Настоящим был здешний мир. Здесь ничего не знали о Доле, даже не слышали о таком. Здесь никто, кроме Дэнди, не стал называть меня Сарой, когда я попросила. Надо мной посмеялись и продолжали звать меня настоящим именем – Меридон.
– Что тебе снилось? – не унималась Дэнди.
Не из жестокости, просто она была слишком любопытной, чтобы оставить меня в покое.
– Снилось, что у меня был отец, такой большой мужчина, и он меня поднял. Высоко-высоко, на свою лошадь. И я ехала на его седле, впереди, по дорожке, прочь от дома, мимо каких-то полей. Потом все выше и выше по склону, через лес, так что поля оказались внизу, и он развернул лошадь, и я увидела наш дом: красивый, внушительный дом, желтый. Он стоял среди зелени вдали, хорошенький, словно игрушка.
– А дальше? – спросила Дэнди.
– Заткнитесь, вы там, обе, – прорычал приглушенный голос в полумраке фургона. – Ночь на дворе.
– Вовсе нет, – сказала я, внезапно исполнившись духа противоречия.
Темноволосая растрепанная голова отца показалась над краем койки.
– Выпорю, – пригрозил он. – Спи.
Я замолчала. Дэнди выждала пару мгновений и шепотом, чтобы па – голова его исчезла под грязным одеялом – не услышал, спросила:
– И что потом?
– Мы поехали домой, – сказала я, с усилием закатив глаза, чтобы снова вызвать к жизни образы маленькой рыжей девочки, и светловолосого мужчины, и большой лошади, и прохладной зелени буков, склонившихся над дорожкой. – И он позволил мне прокатиться самой.
Дэнди кивнула, но впечатления на нее мой рассказ явно не произвел. Мы обе крутились среди лошадей и ездили верхом с тех пор, как нас отняли от груди. А слов, чтобы передать восторг от резвого шага лошади в моем сне, у меня не было.
– Он учил меня ездить верхом, – сказала я.

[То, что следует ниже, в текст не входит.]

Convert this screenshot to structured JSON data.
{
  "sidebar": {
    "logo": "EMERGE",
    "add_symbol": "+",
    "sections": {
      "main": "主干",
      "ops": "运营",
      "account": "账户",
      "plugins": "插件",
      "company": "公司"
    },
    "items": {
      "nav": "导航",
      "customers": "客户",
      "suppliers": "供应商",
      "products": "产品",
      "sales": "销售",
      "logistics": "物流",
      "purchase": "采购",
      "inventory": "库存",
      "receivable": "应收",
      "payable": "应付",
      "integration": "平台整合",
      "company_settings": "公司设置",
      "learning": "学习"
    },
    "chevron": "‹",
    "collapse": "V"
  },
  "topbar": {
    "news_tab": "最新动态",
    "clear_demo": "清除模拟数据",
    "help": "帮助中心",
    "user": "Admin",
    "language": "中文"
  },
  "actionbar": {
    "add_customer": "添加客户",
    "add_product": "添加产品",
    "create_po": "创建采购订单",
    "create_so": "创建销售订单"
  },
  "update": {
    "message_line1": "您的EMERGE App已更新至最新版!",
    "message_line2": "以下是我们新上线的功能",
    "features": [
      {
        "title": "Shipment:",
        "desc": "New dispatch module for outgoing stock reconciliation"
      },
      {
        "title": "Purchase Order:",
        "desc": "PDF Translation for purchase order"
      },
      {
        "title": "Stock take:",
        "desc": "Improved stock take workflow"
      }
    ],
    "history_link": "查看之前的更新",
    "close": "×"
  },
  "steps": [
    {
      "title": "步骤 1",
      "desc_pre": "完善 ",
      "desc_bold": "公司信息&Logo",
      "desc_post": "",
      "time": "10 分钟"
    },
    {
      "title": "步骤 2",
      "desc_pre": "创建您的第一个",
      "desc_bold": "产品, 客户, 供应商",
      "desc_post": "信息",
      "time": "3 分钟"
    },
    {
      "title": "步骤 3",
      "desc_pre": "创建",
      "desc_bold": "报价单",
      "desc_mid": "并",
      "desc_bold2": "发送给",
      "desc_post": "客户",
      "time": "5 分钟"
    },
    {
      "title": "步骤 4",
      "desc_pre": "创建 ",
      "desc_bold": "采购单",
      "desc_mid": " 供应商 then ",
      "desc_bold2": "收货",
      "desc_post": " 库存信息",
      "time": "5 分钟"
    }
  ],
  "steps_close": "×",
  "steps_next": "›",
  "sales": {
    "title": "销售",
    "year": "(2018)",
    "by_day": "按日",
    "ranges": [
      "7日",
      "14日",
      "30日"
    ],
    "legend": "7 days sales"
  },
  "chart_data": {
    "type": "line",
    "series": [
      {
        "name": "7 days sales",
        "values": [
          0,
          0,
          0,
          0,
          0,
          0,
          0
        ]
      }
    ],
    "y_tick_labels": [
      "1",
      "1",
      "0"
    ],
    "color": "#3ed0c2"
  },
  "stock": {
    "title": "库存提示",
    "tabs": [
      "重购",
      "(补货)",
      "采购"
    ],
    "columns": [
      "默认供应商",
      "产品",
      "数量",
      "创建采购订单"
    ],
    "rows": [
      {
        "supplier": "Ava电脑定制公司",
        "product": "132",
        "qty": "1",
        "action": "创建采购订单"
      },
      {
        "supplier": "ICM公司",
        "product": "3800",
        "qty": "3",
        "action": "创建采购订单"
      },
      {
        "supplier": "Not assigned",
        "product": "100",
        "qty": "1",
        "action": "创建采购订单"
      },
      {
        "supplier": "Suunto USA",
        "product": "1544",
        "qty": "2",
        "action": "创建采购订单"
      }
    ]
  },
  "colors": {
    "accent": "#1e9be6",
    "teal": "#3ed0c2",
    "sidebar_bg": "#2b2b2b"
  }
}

Голос мой стал еще тише, горло сжалось.
– Он меня любил, – жалобно выговорила я. – Любил. Это понятно было по тому, как он со мной говорил. Он был моим папой, но он меня любил.
– А потом? – с нетерпением спросила Дэнди.
– Я проснулась, – ответила я. – И все.
– А дом ты не видела? Свою одежду или еду? – разочарованно спросила Дэнди.
– Нет, – сказала я. – В этот раз нет.
– Эх, – выдохнула она и примолкла на мгновение.
– Хотела бы я видеть такие сны, как ты, – с тоской сказала она. – Так нечестно.
Предостерегающее ворчание с отцовской кровати заставило нас снова понизить голоса.
– Вот бы мне это увидеть, – прошептала Дэнди.
– Увидишь, – пообещала я. – Оно существует. Оно настоящее, оно где-то есть. Я знаю, что оно где-то есть. И мы обе туда когда-нибудь попадем.
– Дол, – сказала Дэнди. – Смешное название.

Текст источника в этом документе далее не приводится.